Blockchain is quite a complicated topic so let us break it down for you.
Pretend we’re in the playground at little lunch and I give you an apple. Here you go, this apple is yours.
We both know what happened there. I had one apple and I gave it to you.
You now have one apple and I have none.
However, what if we’re now sitting at our computers and I give you an electronic apple. Here you go, again it’s yours.
Now you probably have a few questions like ‘What the hell is a digital apple?’ Let’s ignore that one for a minute.
You may also be thinking ‘How do I know he didn’t keep a copy of that apple?’ ‘Did he also email my apple to a million other people?’ ‘How do I know that apple is mine and mine alone?’
Maybe you’re just thinking ‘All this talk of apples is making me hungry’.

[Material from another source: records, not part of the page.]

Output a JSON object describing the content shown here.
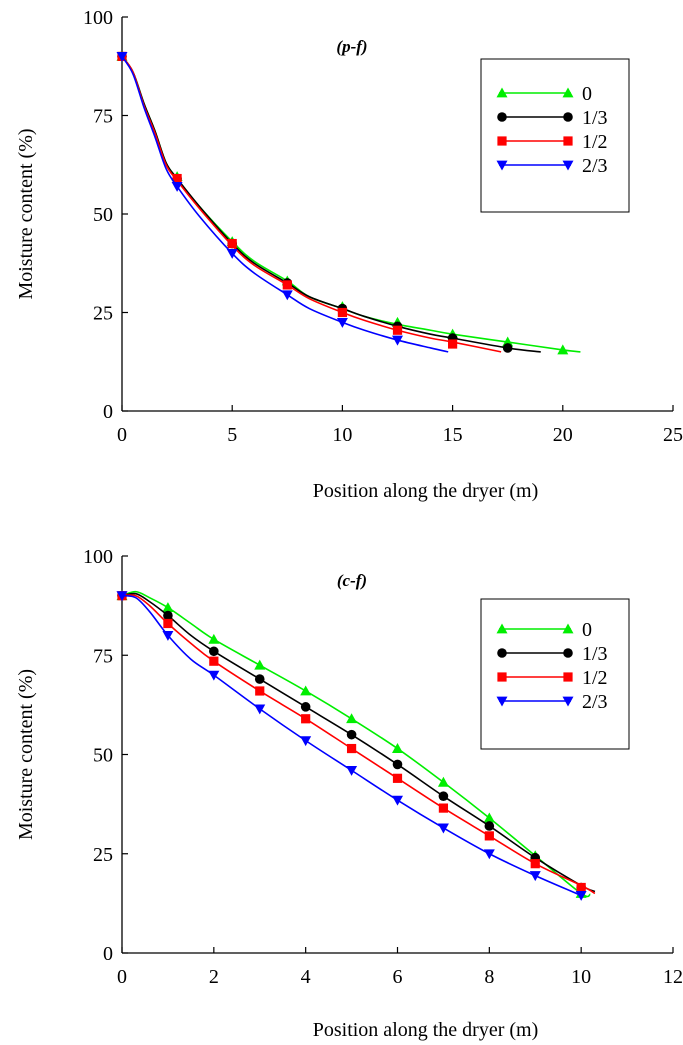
{
  "chart_data": [
    {
      "type": "line",
      "title": "(p-f)",
      "xlabel": "Position along the dryer (m)",
      "ylabel": "Moisture content (%)",
      "xlim": [
        0,
        25
      ],
      "ylim": [
        0,
        100
      ],
      "xticks": [
        0,
        5,
        10,
        15,
        20,
        25
      ],
      "yticks": [
        0,
        25,
        50,
        75,
        100
      ],
      "grid": false,
      "legend": "top-right",
      "series": [
        {
          "name": "0",
          "color": "#00ee00",
          "marker": "triangle-up",
          "curve": [
            [
              0,
              90
            ],
            [
              0.5,
              86
            ],
            [
              1,
              78
            ],
            [
              1.5,
              71
            ],
            [
              2,
              63
            ],
            [
              2.5,
              59
            ],
            [
              3.5,
              52
            ],
            [
              5,
              43
            ],
            [
              6,
              38
            ],
            [
              7.5,
              33
            ],
            [
              8.5,
              29
            ],
            [
              10,
              26
            ],
            [
              11,
              24
            ],
            [
              12.5,
              22
            ],
            [
              14,
              20.5
            ],
            [
              15,
              19.5
            ],
            [
              17.5,
              17.5
            ],
            [
              20,
              15.5
            ],
            [
              20.8,
              15
            ]
          ],
          "points": [
            [
              0,
              90
            ],
            [
              2.5,
              59.5
            ],
            [
              5,
              43
            ],
            [
              7.5,
              33
            ],
            [
              10,
              26.5
            ],
            [
              12.5,
              22.5
            ],
            [
              15,
              19.5
            ],
            [
              17.5,
              17.5
            ],
            [
              20,
              15.5
            ]
          ]
        },
        {
          "name": "1/3",
          "color": "#000000",
          "marker": "circle",
          "curve": [
            [
              0,
              90
            ],
            [
              0.5,
              86
            ],
            [
              1,
              78
            ],
            [
              1.5,
              71
            ],
            [
              2,
              63
            ],
            [
              2.5,
              59
            ],
            [
              3.5,
              52
            ],
            [
              5,
              42.5
            ],
            [
              6,
              37.5
            ],
            [
              7.5,
              32.5
            ],
            [
              8.5,
              29
            ],
            [
              10,
              26
            ],
            [
              11,
              24
            ],
            [
              12.5,
              21.5
            ],
            [
              14,
              19.5
            ],
            [
              15,
              18.5
            ],
            [
              17.5,
              16
            ],
            [
              19,
              15
            ]
          ],
          "points": [
            [
              0,
              90
            ],
            [
              2.5,
              59
            ],
            [
              5,
              42.5
            ],
            [
              7.5,
              32.5
            ],
            [
              10,
              26
            ],
            [
              12.5,
              21.5
            ],
            [
              15,
              18.5
            ],
            [
              17.5,
              16
            ]
          ]
        },
        {
          "name": "1/2",
          "color": "#ff0000",
          "marker": "square",
          "curve": [
            [
              0,
              90
            ],
            [
              0.5,
              86
            ],
            [
              1,
              77.5
            ],
            [
              1.5,
              70.5
            ],
            [
              2,
              62.5
            ],
            [
              2.5,
              58.5
            ],
            [
              3.5,
              51.5
            ],
            [
              5,
              42
            ],
            [
              6,
              37
            ],
            [
              7.5,
              32
            ],
            [
              8.5,
              28.5
            ],
            [
              10,
              25
            ],
            [
              11,
              23
            ],
            [
              12.5,
              20.5
            ],
            [
              14,
              18.5
            ],
            [
              15,
              17.5
            ],
            [
              17.2,
              15
            ]
          ],
          "points": [
            [
              0,
              90
            ],
            [
              2.5,
              59
            ],
            [
              5,
              42.5
            ],
            [
              7.5,
              32
            ],
            [
              10,
              25
            ],
            [
              12.5,
              20.5
            ],
            [
              15,
              17
            ]
          ]
        },
        {
          "name": "2/3",
          "color": "#0000ff",
          "marker": "triangle-down",
          "curve": [
            [
              0,
              90
            ],
            [
              0.5,
              85.5
            ],
            [
              1,
              77
            ],
            [
              1.5,
              69.5
            ],
            [
              2,
              61.5
            ],
            [
              2.5,
              57
            ],
            [
              3.5,
              49.5
            ],
            [
              5,
              40
            ],
            [
              6,
              35
            ],
            [
              7.5,
              29.5
            ],
            [
              8.5,
              26
            ],
            [
              10,
              22.5
            ],
            [
              11,
              20.5
            ],
            [
              12.5,
              18
            ],
            [
              14,
              16
            ],
            [
              14.8,
              15
            ]
          ],
          "points": [
            [
              0,
              90
            ],
            [
              2.5,
              57
            ],
            [
              5,
              40
            ],
            [
              7.5,
              29.5
            ],
            [
              10,
              22.5
            ],
            [
              12.5,
              18
            ]
          ]
        }
      ]
    },
    {
      "type": "line",
      "title": "(c-f)",
      "xlabel": "Position along the dryer (m)",
      "ylabel": "Moisture content (%)",
      "xlim": [
        0,
        12
      ],
      "ylim": [
        0,
        100
      ],
      "xticks": [
        0,
        2,
        4,
        6,
        8,
        10,
        12
      ],
      "yticks": [
        0,
        25,
        50,
        75,
        100
      ],
      "grid": false,
      "legend": "top-right",
      "series": [
        {
          "name": "0",
          "color": "#00ee00",
          "marker": "triangle-up",
          "curve": [
            [
              0,
              90
            ],
            [
              0.3,
              91
            ],
            [
              0.6,
              89.5
            ],
            [
              1,
              87
            ],
            [
              1.5,
              83
            ],
            [
              2,
              79
            ],
            [
              3,
              72.5
            ],
            [
              4,
              66
            ],
            [
              5,
              59
            ],
            [
              6,
              51.5
            ],
            [
              7,
              43
            ],
            [
              8,
              34
            ],
            [
              9,
              24.5
            ],
            [
              10,
              15
            ],
            [
              10.2,
              14.8
            ]
          ],
          "points": [
            [
              0,
              90
            ],
            [
              1,
              87
            ],
            [
              2,
              79
            ],
            [
              3,
              72.5
            ],
            [
              4,
              66
            ],
            [
              5,
              59
            ],
            [
              6,
              51.5
            ],
            [
              7,
              43
            ],
            [
              8,
              34
            ],
            [
              9,
              24.5
            ],
            [
              10,
              15
            ]
          ]
        },
        {
          "name": "1/3",
          "color": "#000000",
          "marker": "circle",
          "curve": [
            [
              0,
              90
            ],
            [
              0.3,
              90.5
            ],
            [
              0.6,
              88.5
            ],
            [
              1,
              85
            ],
            [
              1.5,
              80
            ],
            [
              2,
              76
            ],
            [
              3,
              69
            ],
            [
              4,
              62
            ],
            [
              5,
              55
            ],
            [
              6,
              47.5
            ],
            [
              7,
              39.5
            ],
            [
              8,
              32
            ],
            [
              9,
              24
            ],
            [
              10,
              17
            ],
            [
              10.3,
              15.5
            ]
          ],
          "points": [
            [
              0,
              90
            ],
            [
              1,
              85
            ],
            [
              2,
              76
            ],
            [
              3,
              69
            ],
            [
              4,
              62
            ],
            [
              5,
              55
            ],
            [
              6,
              47.5
            ],
            [
              7,
              39.5
            ],
            [
              8,
              32
            ],
            [
              9,
              24
            ],
            [
              10,
              16.5
            ]
          ]
        },
        {
          "name": "1/2",
          "color": "#ff0000",
          "marker": "square",
          "curve": [
            [
              0,
              90
            ],
            [
              0.3,
              90
            ],
            [
              0.6,
              87.5
            ],
            [
              1,
              83
            ],
            [
              1.5,
              78
            ],
            [
              2,
              73.5
            ],
            [
              3,
              66
            ],
            [
              4,
              59
            ],
            [
              5,
              51.5
            ],
            [
              6,
              44
            ],
            [
              7,
              36.5
            ],
            [
              8,
              29.5
            ],
            [
              9,
              22.5
            ],
            [
              10,
              17
            ],
            [
              10.3,
              15
            ]
          ],
          "points": [
            [
              0,
              90
            ],
            [
              1,
              83
            ],
            [
              2,
              73.5
            ],
            [
              3,
              66
            ],
            [
              4,
              59
            ],
            [
              5,
              51.5
            ],
            [
              6,
              44
            ],
            [
              7,
              36.5
            ],
            [
              8,
              29.5
            ],
            [
              9,
              22.5
            ],
            [
              10,
              16.5
            ]
          ]
        },
        {
          "name": "2/3",
          "color": "#0000ff",
          "marker": "triangle-down",
          "curve": [
            [
              0,
              90
            ],
            [
              0.3,
              89.5
            ],
            [
              0.6,
              86
            ],
            [
              1,
              80
            ],
            [
              1.5,
              74
            ],
            [
              2,
              70
            ],
            [
              3,
              61.5
            ],
            [
              4,
              53.5
            ],
            [
              5,
              46
            ],
            [
              6,
              38.5
            ],
            [
              7,
              31.5
            ],
            [
              8,
              25
            ],
            [
              9,
              19.5
            ],
            [
              10,
              14.5
            ]
          ],
          "points": [
            [
              0,
              90
            ],
            [
              1,
              80
            ],
            [
              2,
              70
            ],
            [
              3,
              61.5
            ],
            [
              4,
              53.5
            ],
            [
              5,
              46
            ],
            [
              6,
              38.5
            ],
            [
              7,
              31.5
            ],
            [
              8,
              25
            ],
            [
              9,
              19.5
            ],
            [
              10,
              14.5
            ]
          ]
        }
      ]
    }
  ]
}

Regardless, from the above it should be clear that a transaction between us in the real world (apple) is easy while a transaction between us in the electronic world (electronic apple) is complicated.
In the electronic world we need some sort of record of who owns what.
Think of Al Capone’s bookkeeper in the movie The Untouchables who knew everything about Capone’s transactions. We could hire him to keep a record of who owns what electronic apples between us. However, he could be tempted to add a couple of electronic apples to his own personal account now and then and who would trust him anyway? He works for a world famous gangster, plus he’s long dead, but we digress.
The Blockchain solution is to give everyone the set of records.
Instead of one person controlling it, everyone has a copy of the records on their computer. If we exchange our apples our records won’t synchronise until we both agree what happened. If I cheat and keep a copy it won’t synchronise. If you extrapolate that out to everyone, it becomes very hard to cheat when everyone has a record to check transactions against. Swap apples for Bitcoins or any other electronic transaction and that’s Blockchain explained via apples and gangsters.